Soldier on: The current Toyota Corolla sedan will not be replaced until the end of 2013.

Old sedan will run with new hatch from October as Toyota staggers Corolla launch

Toyota logo8 Jun 2012

By BYRON MATHIOUDAKIS

TOYOTA’S current Corolla sedan will remain on sale for up to 12 months after the launch of the next-generation hatchback version in October, as the two models are further differentiated to meet diverging global tastes.

Already one of the oldest models in its segment in Australia, the 2007-vintage three-box small-car stalwart will have to fend off formidable all-new versions of the Nissan Pulsar, Mitsubishi Lancer and Kia Cerato, let alone its established Mazda 3, Holden Cruze, Ford Focus, Subaru Impreza, Hyundai Elantra and Honda Civic sedan enemies.

And in a further setback for Toyota sedan fans, the existing three-box Yaris, which first appeared as the Belta in Japan in 2005, will not be replaced at all when production ceases sometime within the next two years.

Speaking to GoAuto at the launch of the 86 sportscar in Canberra this week, Toyota Australia product planning division manager Greg Gardner revealed that Toyota’s light and small car emphasis would concentrate on growing its hatchback market share against the incessant tide of fresh rivals.

To that end, the 11th-generation Corolla hatch – expected to be coded as the 160 Series – will undergo a major redesign that moves away from the upright design of today’s style, for a lower-slung silhouette featuring sharper lines and more contemporary surfacing.

8 center imageLeft: Japanese Corolla Axio. Below: Corolla hatch.

It will be the second Toyota small car conceived primarily for European consumption as the Auris, and is set for a global unveiling at the Paris motor show in late September – just weeks before its local debut at the Australian International Motor Show in Sydney on October 18.

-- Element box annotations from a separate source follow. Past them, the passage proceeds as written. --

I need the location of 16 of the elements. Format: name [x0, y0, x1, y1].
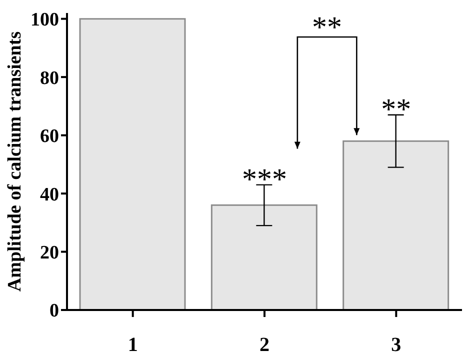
y-axis-title: Amplitude of calcium transients — [4, 31, 26, 292]
annotation: *** — [242, 162, 287, 196]
annotation: ** — [381, 92, 412, 126]
x-tick-label: 1 — [128, 334, 138, 356]
y-tick-label: 0 — [50, 300, 59, 322]
y-tick-label: 60 — [40, 126, 59, 148]
bar — [210, 204, 318, 310]
y-tick-label: 40 — [40, 184, 59, 206]
y-tick-label: 100 — [30, 10, 59, 31]
x-tick-label: 3 — [391, 334, 402, 356]
y-tick-label: 20 — [40, 242, 59, 264]
bar — [79, 18, 186, 310]
y-tick-label: 80 — [40, 68, 59, 89]
bar — [342, 140, 450, 310]
x-tick-label: 2 — [260, 334, 270, 356]
annotation: ** — [312, 11, 342, 44]
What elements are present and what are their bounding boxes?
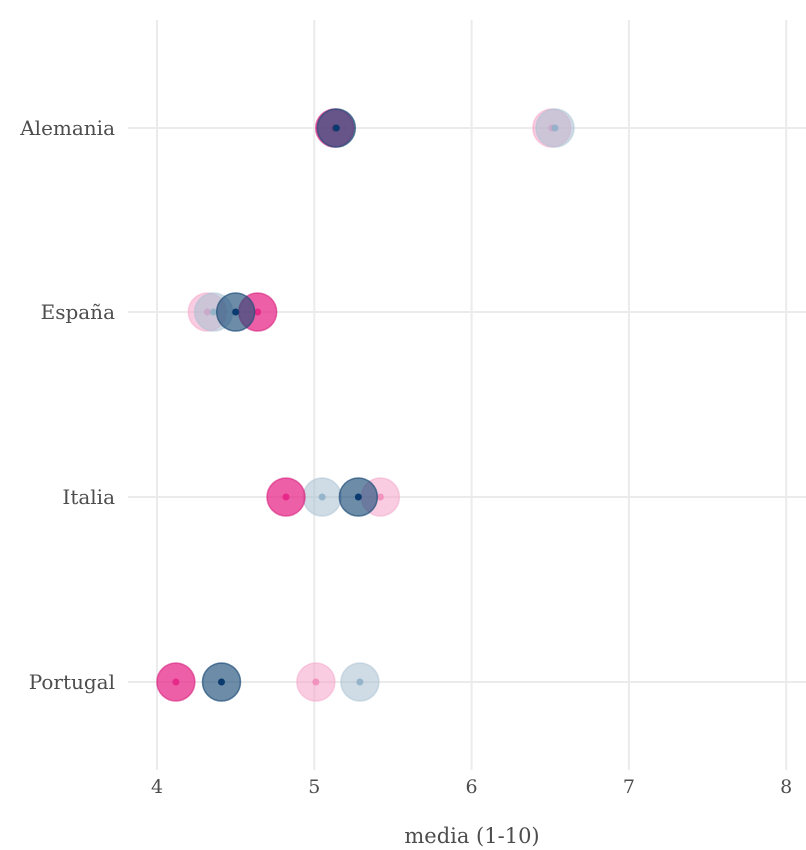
- x-tick-label-7: 7: [623, 776, 635, 798]
- category-labels: Alemania España Italia Portugal: [19, 116, 115, 694]
- category-label-1: España: [41, 300, 115, 324]
- x-tick-labels: 4 5 6 7 8: [151, 776, 792, 798]
- point-center-blue-solid-1: [232, 308, 240, 316]
- x-axis-title: media (1-10): [404, 824, 539, 848]
- category-label-0: Alemania: [19, 116, 115, 140]
- point-center-blue-faded-2: [318, 493, 326, 501]
- point-center-pink-solid-2: [282, 493, 290, 501]
- point-center-pink-faded-3: [312, 678, 320, 686]
- point-center-pink-faded-2: [376, 493, 384, 501]
- data-points: [156, 108, 575, 702]
- point-center-blue-faded-1: [210, 308, 218, 316]
- point-center-blue-solid-0: [332, 124, 340, 132]
- x-gridlines: [156, 20, 788, 770]
- x-tick-label-5: 5: [308, 776, 320, 798]
- point-center-pink-solid-3: [172, 678, 180, 686]
- x-tick-label-8: 8: [780, 776, 792, 798]
- y-gridlines: [128, 127, 806, 683]
- category-label-3: Portugal: [29, 670, 115, 694]
- point-center-pink-solid-1: [254, 308, 262, 316]
- point-center-blue-solid-2: [354, 493, 362, 501]
- category-label-2: Italia: [62, 485, 115, 509]
- x-tick-label-4: 4: [151, 776, 163, 798]
- point-center-blue-faded-3: [356, 678, 364, 686]
- point-center-blue-solid-3: [217, 678, 225, 686]
- point-center-blue-faded-0: [551, 124, 559, 132]
- x-tick-label-6: 6: [466, 776, 478, 798]
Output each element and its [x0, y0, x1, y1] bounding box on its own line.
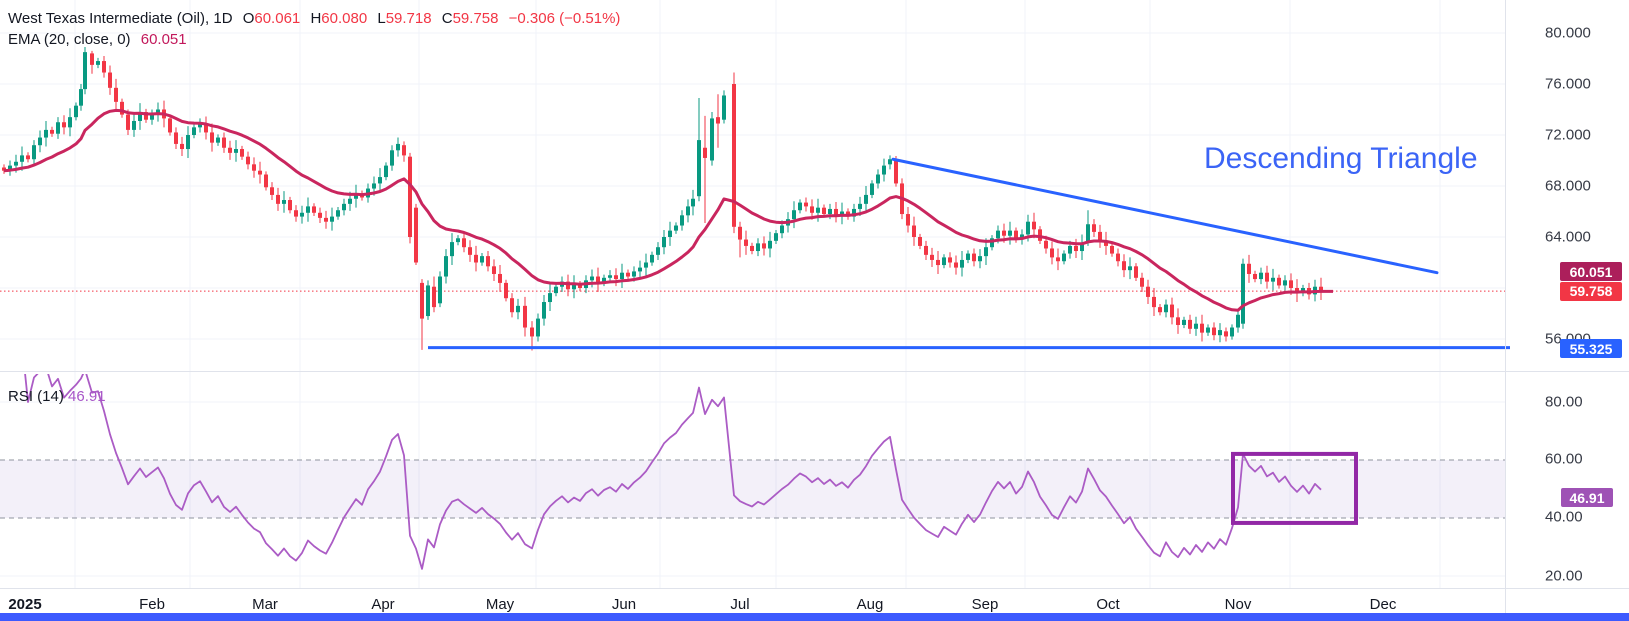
time-tick-label: Apr: [371, 596, 395, 613]
price-tick-label: 68.000: [1545, 177, 1591, 195]
high-label: H: [310, 10, 322, 27]
time-tick-label: Jul: [730, 596, 750, 613]
low-value: 59.718: [385, 10, 432, 27]
rsi-tick-label: 80.00: [1545, 393, 1583, 411]
bottom-accent-bar: [0, 613, 1629, 621]
high-value: 60.080: [321, 10, 368, 27]
last-price-badge: 59.758: [1560, 281, 1622, 301]
axis-separator: [1505, 0, 1506, 613]
support-price-badge: 55.325: [1560, 339, 1622, 359]
ema-value: 60.051: [140, 31, 187, 48]
time-tick-label: Feb: [139, 596, 165, 613]
rsi-header: RSI (14) 46.91: [8, 388, 106, 405]
rsi-value: 46.91: [68, 388, 106, 405]
time-tick-label: May: [485, 596, 515, 613]
open-label: O: [242, 10, 255, 27]
price-tick-label: 64.000: [1545, 228, 1591, 246]
close-value: 59.758: [452, 10, 499, 27]
ema-line[interactable]: [3, 108, 1333, 312]
symbol-header: West Texas Intermediate (Oil), 1D O60.06…: [8, 10, 620, 27]
pane-divider[interactable]: [0, 371, 1629, 372]
price-tick-label: 80.000: [1545, 24, 1591, 42]
time-axis-border: [0, 588, 1629, 589]
rsi-line: [24, 374, 1322, 570]
time-tick-label: Sep: [971, 596, 999, 613]
change-value: −0.306 (−0.51%): [508, 10, 621, 27]
descending-trendline[interactable]: [891, 157, 1439, 275]
open-value: 60.061: [254, 10, 301, 27]
rsi-tick-label: 40.00: [1545, 508, 1583, 526]
rsi-rectangle-drawing[interactable]: [1231, 451, 1358, 525]
ema-price-badge: 60.051: [1560, 262, 1622, 282]
close-label: C: [441, 10, 453, 27]
price-tick-label: 76.000: [1545, 75, 1591, 93]
time-tick-label: Jun: [611, 596, 637, 613]
time-tick-label: Mar: [252, 596, 278, 613]
grid: [0, 0, 1505, 588]
ema-label: EMA (20, close, 0): [8, 31, 131, 48]
price-tick-label: 72.000: [1545, 126, 1591, 144]
time-tick-label: 2025: [8, 596, 42, 613]
time-tick-label: Aug: [856, 596, 884, 613]
time-tick-label: Nov: [1224, 596, 1252, 613]
time-tick-label: Oct: [1096, 596, 1120, 613]
symbol-title: West Texas Intermediate (Oil), 1D: [8, 10, 233, 27]
candles: [2, 47, 1323, 351]
rsi-tick-label: 20.00: [1545, 567, 1583, 585]
low-label: L: [377, 10, 386, 27]
ema-header: EMA (20, close, 0) 60.051: [8, 31, 187, 48]
rsi-value-badge: 46.91: [1561, 488, 1613, 508]
time-tick-label: Dec: [1369, 596, 1397, 613]
descending-triangle-annotation[interactable]: Descending Triangle: [1204, 142, 1478, 175]
rsi-indicator-label: RSI (14): [8, 388, 64, 405]
rsi-tick-label: 60.00: [1545, 450, 1583, 468]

The outgoing E150 Auris/Corolla hatch surfaced at the same French exposition exactly six years ago, but arrived in Australia at the same time as the E140 Corolla sedan in the middle of 2007.

Although the current Corolla hatch and sedan share no body or interior panels, it is speculated that their respective E160 series replacements will diverge even further this time around, as a result of different project chief engineers at the helm.

Mr Gardner also confirmed that the Axio sedan and its Fielder wagon counterpart unveiled in Japan last month, which wear the Corolla badge as a prefix, are altogether different, smaller and lighter vehicles designed and engineered for the Asian region with engines ranging from 1.3 to 1.8 litres.

It is believed that Toyota Australia will instead take the upcoming US/Canadian-market Corolla sedan, which boasts larger dimensions and a design that mirrors the squarer-cut stance of the new Camry.

“I understand that the car you are referring to is different to the next-generation Corolla sedan,” he said.

“The Corolla sedan for Australia will follow about a year after the hatch is launched later on in 2012.”

Meanwhile, with the Axio expected to take its place in Asian markets, the existing Yaris sedan will not be renewed in line with the XP130 hatch launched late last year in Australia.

With sales always at a fraction of those of its two-box counterpart since being released Down Under in 2006, it is unclear whether the Yaris sedan will eventually be replaced by another similarly sized vehicle in the Toyota range.

While a number of smaller, sub-B segment economy models exist within the Daihatsu as well as the Toyota ranges, none are fitted with all of the safety gear required to achieve a Euro NCAP five-star safety rating, precluding their sale in Australia.

“There are alternatives … but none achieve five stars … and we would be hounded for that,” Mr Gardner said.